You are viewing a plain text version of this content. The canonical link for it is here.
Posted to user@hive.apache.org by Avram Aelony <aa...@mac.com> on 2010/04/12 20:05:00 UTC

adding code descriptions to partitioned table with many partitions

Hello Hive listers,

I have a Hive table to which I have added quite a few partitions. Each partition represents data for a given date.
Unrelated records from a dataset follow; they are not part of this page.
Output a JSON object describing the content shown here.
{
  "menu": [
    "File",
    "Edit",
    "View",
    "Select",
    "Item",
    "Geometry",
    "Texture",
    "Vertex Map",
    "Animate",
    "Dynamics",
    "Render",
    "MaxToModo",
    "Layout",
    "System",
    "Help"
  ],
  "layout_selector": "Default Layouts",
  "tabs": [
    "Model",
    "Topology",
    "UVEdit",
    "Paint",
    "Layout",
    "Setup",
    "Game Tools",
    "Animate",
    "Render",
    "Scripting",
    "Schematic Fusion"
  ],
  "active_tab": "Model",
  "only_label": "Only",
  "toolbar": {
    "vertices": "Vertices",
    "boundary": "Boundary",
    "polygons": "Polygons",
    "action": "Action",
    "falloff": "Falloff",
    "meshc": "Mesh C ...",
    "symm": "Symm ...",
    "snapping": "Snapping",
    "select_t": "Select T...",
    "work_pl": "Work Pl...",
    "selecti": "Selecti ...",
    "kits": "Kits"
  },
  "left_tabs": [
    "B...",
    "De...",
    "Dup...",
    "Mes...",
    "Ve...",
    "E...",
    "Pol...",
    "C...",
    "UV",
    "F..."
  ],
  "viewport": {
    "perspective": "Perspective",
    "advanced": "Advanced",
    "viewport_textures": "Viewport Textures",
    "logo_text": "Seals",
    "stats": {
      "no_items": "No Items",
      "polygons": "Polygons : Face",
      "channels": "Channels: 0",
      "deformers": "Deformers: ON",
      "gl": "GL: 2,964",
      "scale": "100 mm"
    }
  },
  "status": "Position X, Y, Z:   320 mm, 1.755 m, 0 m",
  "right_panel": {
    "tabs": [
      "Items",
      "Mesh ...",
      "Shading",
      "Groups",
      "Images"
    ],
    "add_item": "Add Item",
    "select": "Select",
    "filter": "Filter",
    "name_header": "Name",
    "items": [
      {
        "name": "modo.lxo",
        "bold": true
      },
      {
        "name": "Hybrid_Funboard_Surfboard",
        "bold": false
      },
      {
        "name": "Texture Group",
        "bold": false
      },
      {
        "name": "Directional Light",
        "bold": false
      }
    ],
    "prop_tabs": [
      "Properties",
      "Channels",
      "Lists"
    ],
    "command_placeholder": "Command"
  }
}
At one partition per day, I could easily have 60+, 365+ partitions.
What is the best way to create assign a description to the levels of a coded variable without having to do so for each partition?


Below is a contrived example:

--Create a table from existing data
create table x (
 e_code string,
 e_timestamp string,
 id string
)
partitioned by (ds string)
row format delimited fields terminated by '\t'
stored as textfile location
's3://some.bucket.name/'
;


--Add data from the partitions
alter table x add partition( ds='20100401') location '20100401' ;
alter table x add partition( ds='20100402') location '20100402' ;
alter table x add partition( ds='20100403') location '20100403' ;
alter table x add partition( ds='20100404') location '20100404' ;
alter table x add partition( ds='20100405') location '20100405' ;
alter table x add partition( ds='20100406') location '20100406' ;

--Create a new table to have the codes and the descriptions
create table x2 like x;
alter table x2 add columns ( e_description string );



--What is the best way to apply the code-to-description logic to *all* dates I have as partitions?

insert overwrite table x2 partition( ds='20100401')  --Populate the descriptions,  do I really need to do this one date at a time?
select x.*,
case when x.e_code=1 then 'A'
             when x.e_code=2 then 'B'
     when x.e_code=3 then 'C'
else 'unknown' end as e_description
from x x
;


Thanks in advance!

-Avram